Lei non è d’accordo?
Non è che non sono d’accordo. Attiro l’attenzione su due punti: gli immigrati che arrivano in Europa scelgono nove volte su dieci il sistema del visto turistico: scaduti i termini, restano nel Paese dove sono sbarcati (di solito in aereo). La quota che arriva via mare è, rispetto a questi, irrisoria. Inoltre, la quantità di rifugiati nei vari paesi della comunità è la seguente (dati 2011): Germania 571.000 (è il quarto paese al mondo per il numero di persone accolte); Francia 210.000; Regno Unito 194.000; Svezia 87.000; Olanda 75.000; Italia 58.000. Abbiamo cioè un decimo degli sbarchi tedeschi. E non è questione di rapporto rifugiati/abitanti: la Svezia riceve 9 rifugiati ogni mille abitanti, la Germania quasi 7, l’Olanda 4,5, noi 1. Non so con che faccia, questi essendo i numeri, possiamo chiedere aiuto a Bruxelles. L’Europa manda periodicamente in Italia degli ispettori a constatare come ci comportiamo in questa materia. Escono fuori dei rapporti tremendi su come siamo organizzati e su come trattiamo questa gente. Ancora l’altro ieri Strasburgo ha giudicato «sbagliate e controproducenti» le misure adottate qui per la gestione dei flussi.  

Le rotte sono cambiate?
La Siria ha mutato profondamente il quadro. Da laggiù partono seimila profughi al giorno, di preferenza verso le località intermedie greche ed egiziane.

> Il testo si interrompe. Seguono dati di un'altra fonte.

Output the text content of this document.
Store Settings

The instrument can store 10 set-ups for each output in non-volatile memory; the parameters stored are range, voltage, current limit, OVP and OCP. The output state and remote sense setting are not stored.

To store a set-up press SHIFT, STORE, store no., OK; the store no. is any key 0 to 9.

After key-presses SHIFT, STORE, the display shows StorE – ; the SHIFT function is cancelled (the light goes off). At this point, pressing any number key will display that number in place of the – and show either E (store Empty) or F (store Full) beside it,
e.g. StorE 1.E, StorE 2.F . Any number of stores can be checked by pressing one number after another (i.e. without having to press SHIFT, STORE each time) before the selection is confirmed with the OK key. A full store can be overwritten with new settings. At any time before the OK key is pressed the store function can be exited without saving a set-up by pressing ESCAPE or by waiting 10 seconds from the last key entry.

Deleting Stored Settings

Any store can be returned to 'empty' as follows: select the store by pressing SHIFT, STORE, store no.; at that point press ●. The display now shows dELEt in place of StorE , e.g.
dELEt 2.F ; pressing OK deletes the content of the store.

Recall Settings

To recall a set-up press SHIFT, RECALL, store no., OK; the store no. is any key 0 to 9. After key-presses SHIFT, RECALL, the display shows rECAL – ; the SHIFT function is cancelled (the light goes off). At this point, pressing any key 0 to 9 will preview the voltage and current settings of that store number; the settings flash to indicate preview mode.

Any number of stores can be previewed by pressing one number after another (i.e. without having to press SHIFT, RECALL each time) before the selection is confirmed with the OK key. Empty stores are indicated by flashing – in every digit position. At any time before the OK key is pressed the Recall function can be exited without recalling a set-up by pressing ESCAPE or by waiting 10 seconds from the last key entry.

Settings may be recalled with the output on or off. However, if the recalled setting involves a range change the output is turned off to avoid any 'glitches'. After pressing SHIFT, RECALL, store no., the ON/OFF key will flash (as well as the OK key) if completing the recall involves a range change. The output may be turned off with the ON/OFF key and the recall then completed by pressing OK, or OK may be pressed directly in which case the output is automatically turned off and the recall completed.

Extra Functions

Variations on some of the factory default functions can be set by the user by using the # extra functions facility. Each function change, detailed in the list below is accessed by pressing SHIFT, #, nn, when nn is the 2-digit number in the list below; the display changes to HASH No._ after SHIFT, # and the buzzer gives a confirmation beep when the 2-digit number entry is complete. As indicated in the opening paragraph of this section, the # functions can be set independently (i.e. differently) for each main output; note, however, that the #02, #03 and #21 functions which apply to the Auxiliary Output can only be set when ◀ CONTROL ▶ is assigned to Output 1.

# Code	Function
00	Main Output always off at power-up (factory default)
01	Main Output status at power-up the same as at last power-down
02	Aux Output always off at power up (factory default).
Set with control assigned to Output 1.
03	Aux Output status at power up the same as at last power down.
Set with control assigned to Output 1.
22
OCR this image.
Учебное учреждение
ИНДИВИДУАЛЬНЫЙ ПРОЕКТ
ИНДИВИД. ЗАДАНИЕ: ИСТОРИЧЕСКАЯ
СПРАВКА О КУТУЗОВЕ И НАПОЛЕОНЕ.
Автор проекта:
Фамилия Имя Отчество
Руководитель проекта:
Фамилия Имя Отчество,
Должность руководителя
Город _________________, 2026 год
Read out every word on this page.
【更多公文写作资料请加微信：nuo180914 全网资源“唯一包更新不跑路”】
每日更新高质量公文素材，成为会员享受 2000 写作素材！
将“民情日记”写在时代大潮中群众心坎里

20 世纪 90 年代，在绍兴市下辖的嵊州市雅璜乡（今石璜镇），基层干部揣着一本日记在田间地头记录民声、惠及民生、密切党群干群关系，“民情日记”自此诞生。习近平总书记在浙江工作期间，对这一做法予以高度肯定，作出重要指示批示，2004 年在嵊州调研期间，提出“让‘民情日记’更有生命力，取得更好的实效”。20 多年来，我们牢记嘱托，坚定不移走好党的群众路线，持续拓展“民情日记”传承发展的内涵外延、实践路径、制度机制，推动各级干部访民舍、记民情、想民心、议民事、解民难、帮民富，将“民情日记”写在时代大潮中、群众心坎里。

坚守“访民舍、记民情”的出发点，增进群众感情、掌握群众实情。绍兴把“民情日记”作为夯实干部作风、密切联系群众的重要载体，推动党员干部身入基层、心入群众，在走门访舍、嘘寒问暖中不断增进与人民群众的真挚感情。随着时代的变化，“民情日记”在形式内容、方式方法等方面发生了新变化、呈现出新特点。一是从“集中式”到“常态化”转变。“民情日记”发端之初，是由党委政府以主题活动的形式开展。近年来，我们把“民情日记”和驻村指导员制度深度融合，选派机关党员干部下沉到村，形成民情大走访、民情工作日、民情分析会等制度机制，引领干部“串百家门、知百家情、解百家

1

I siriani (due milioni di profughi, finora) hanno anche alterato il mercato dei prezzi, perché sono ancora piuttosto benestanti, specialmente se i loro patrimoni vengono confrontati con il nulla posseduto, per esempio, da eritrei e somali (i morti di ieri sono soprattutto eritrei e somali). Un trasbordo su un barcone come quello di ieri costa intorno ai tremila euro. I siriani sono invece pronti a tirar fuori anche diecimila euro a persona.